Well, not exactly. This is the remnants of an advertising poster scraped off the side of the metro station - an "affiche". To warn people that work is underway, they add "age" to get "affichage" - the word for the process of putting up an "affiche" - stick it on a plastic arm, and block the area around the poster. The entire process seems to be:
1) Arrive via metro with bucket of glue, broom, & new poster.
2) Put up the "Attention Affichage" signs
3) Tear down the old poster
4) Go off and have a coffee, a beer, or a nap
5) Come back sometime before Bastille Day and put up the new poster (like wallpaper).
6) Take down the "Attention Affichage" signs and head to the next station.
One interesting thing about the poster itself: all posters for food (including Coke) must include one of several different warnings:
1) "Eat least 5 fruits and vegetables every day"
2) "Exercise should be incorported into every day's activities."
3) "Reduce the amount of fat, salt, and sugar you eat every day."
That's it for food warnings; the cigarette warnings are more blunt: "Fumer tue" - Smoking kills.
FETE DU CINEMA - Juin 24, 25, 26 was "Fete du Cinema" - you pay full price for the first movie, then "only" 2 euros for any other movie you see during those three days. (The only Coke Zero I bought cost 3.20 euros).
I totally wimped out - I only saw one french film.
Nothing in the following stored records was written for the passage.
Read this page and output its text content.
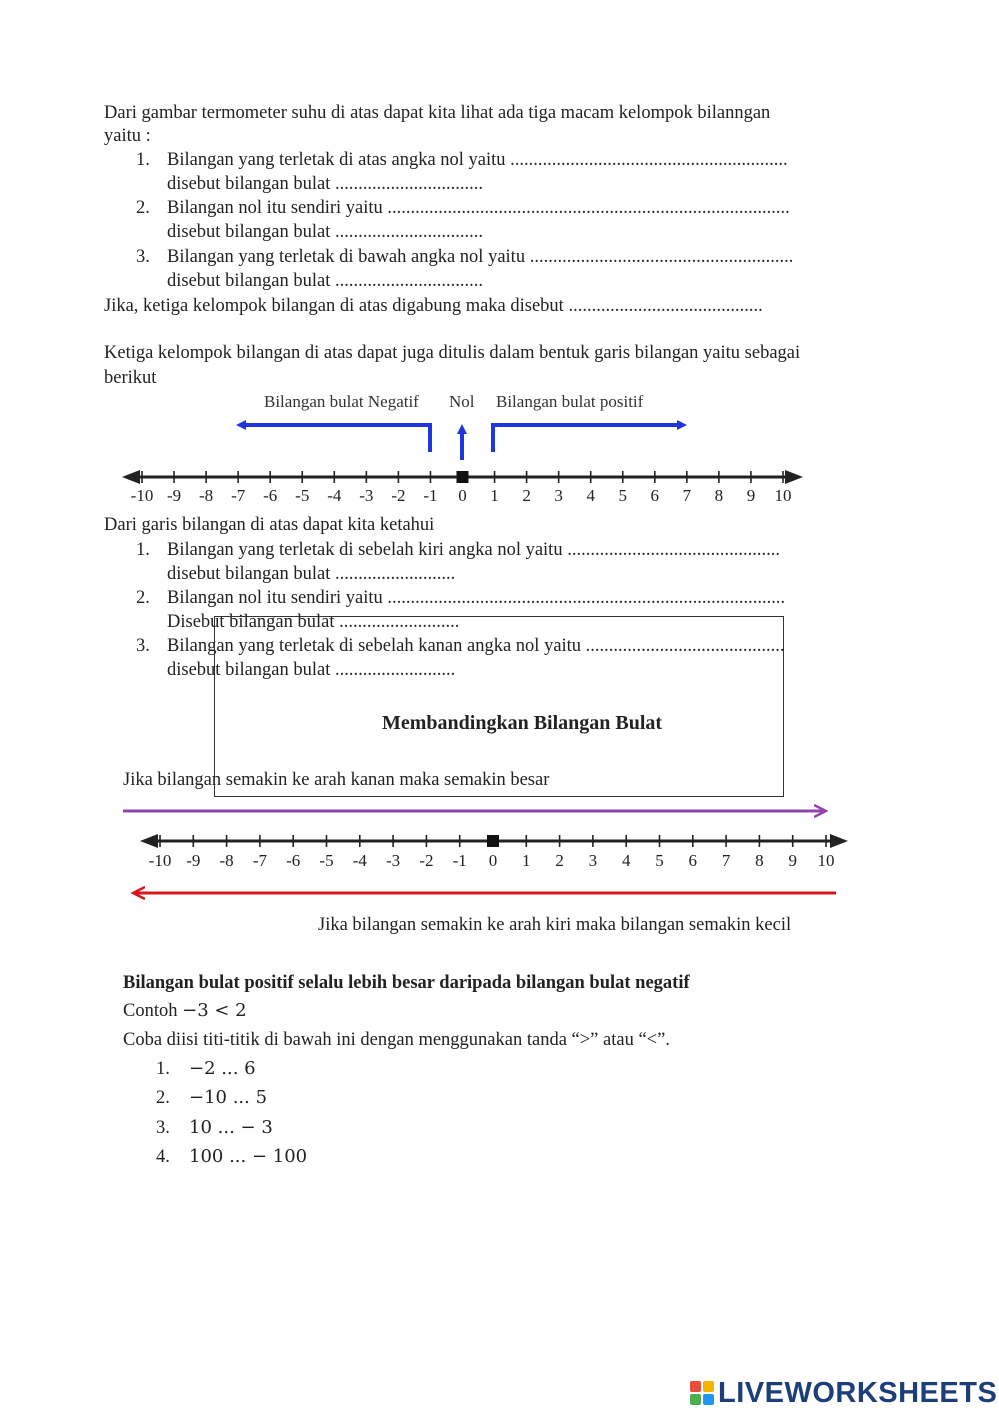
Dari gambar termometer suhu di atas dapat kita lihat ada tiga macam kelompok bilanngan
yaitu :
1. Bilangan yang terletak di atas angka nol yaitu ............................................................
disebut bilangan bulat ................................
2. Bilangan nol itu sendiri yaitu .......................................................................................
disebut bilangan bulat ................................
3. Bilangan yang terletak di bawah angka nol yaitu .........................................................
disebut bilangan bulat ................................
Jika, ketiga kelompok bilangan di atas digabung maka disebut ..........................................
Ketiga kelompok bilangan di atas dapat juga ditulis dalam bentuk garis bilangan yaitu sebagai
berikut
Bilangan bulat Negatif Nol Bilangan bulat positif
-10 -9 -8 -7 -6 -5 -4 -3 -2 -1 0 1 2 3 4 5 6 7 8 9 10
Dari garis bilangan di atas dapat kita ketahui
1. Bilangan yang terletak di sebelah kiri angka nol yaitu ..............................................
disebut bilangan bulat ..........................
2. Bilangan nol itu sendiri yaitu ......................................................................................
Disebut bilangan bulat ..........................
3. Bilangan yang terletak di sebelah kanan angka nol yaitu ...........................................
disebut bilangan bulat ..........................
Membandingkan Bilangan Bulat
Jika bilangan semakin ke arah kanan maka semakin besar
-10 -9 -8 -7 -6 -5 -4 -3 -2 -1 0 1 2 3 4 5 6 7 8 9 10
Jika bilangan semakin ke arah kiri maka bilangan semakin kecil
Bilangan bulat positif selalu lebih besar daripada bilangan bulat negatif
Contoh −3 < 2
Coba diisi titi-titik di bawah ini dengan menggunakan tanda “>” atau “<”.
1. −2 ... 6
2. −10 ... 5
3. 10 ... − 3
4. 100 ... − 100
LIVEWORKSHEETS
I rationalized that I was not going to have the time to see any movies once I get home.
I saw "Pirates des Caraibes" (some pretty art direction, but in general, pretty vacuous), "Oceans 13" (Loved it!), "Boulevard de la Mort" (Tarantino's "Death Proof" - LOVED IT!), plus the British film "London to Brighton" (12 year-old runaway skips town with a hooker when her first trick goes very, very wrong) and the french film "Chasons d'Amour" (sweet film about the stages of love told with the actors singing french songs throughout).
The Odeon area of St. Germain was terrific for movies; something like 8 different theaters with 4 (ish) screens each. In each, there is a problem with managing crowds; there isn't enough room to wait before the theater is ready, so you queue up outside. And it's difficult to prevent people from leaving one screening room for the restroom and going to the next session of another film; one theater solved that by having toilettes in each individual screening room. The door by which we entered was blocked by an employee and you exit by a different door directly into the street.
The movies had an advertised starting time, with the note that the movie actually started 20 minutes later. You were supposed to go on time, and then watch 20 minutes of previews and advertisements.
The big theaters had snack guy roaming the aisles with a tray of goodies for sale.
One ad was for the theater "Comedie Francaise - chaque soir depuis 1680". Performances every evening since 1680. Wow.
I saw the American and British films in version originale - original sound with subtitles. Some of the french translations were amusingly...efficient. In "London to Brighton", the bad guy shut someone up by saying something like "shut your fat, slobbering gob you twat". The subtitle was "Arrete"...stop.
LEARNING FRENCH - I've had a hard time with my french - I get about 75% of everything, which is usually enough with movies, but not with text messages. I met the friend of a friend who gave me his mobile number so we could meet for coffee to practice french.
I sent him a text on Sunday and his response was basically "I woke up this morning with a guy in my bed, so that's what I'll be doing today. Happy Sunday." I responded with a salution that I thought began with "Ah, the Parisian life", but apparently I used the wrong number of e's and said something like "Ah, the life of a little girl in Paris". He responded that he was not a "bitch" and to try french with someone else.
Ah, the Parisian life.
OVERHEARD - A group of youngish Americans walking down the street with a bottle of wine. "What year is that shit?"
SEEN - Knowing that L would take exception to my saying so, I told him about seeing a group of 4 14 year-olds in a park, handing around a bottle of wine. "So? Did something about that offend you?" he asks, thinking that I'm objecting to underage drinking. "YES! It was bad wine..."
SOMETHING IN COMMON - The french word "dechirer" - to tear up - can also be used to describe the state of intoxication. I went to a house-cooling** party last Saturday where they served only champagne ... I got a little bit "dechirer".
**The term for house-warming is "pendaison de crémaillère", literally "to hang the cooking pot hook in the fireplace". House-cooling is the opposite - "dependaison de crémaillère."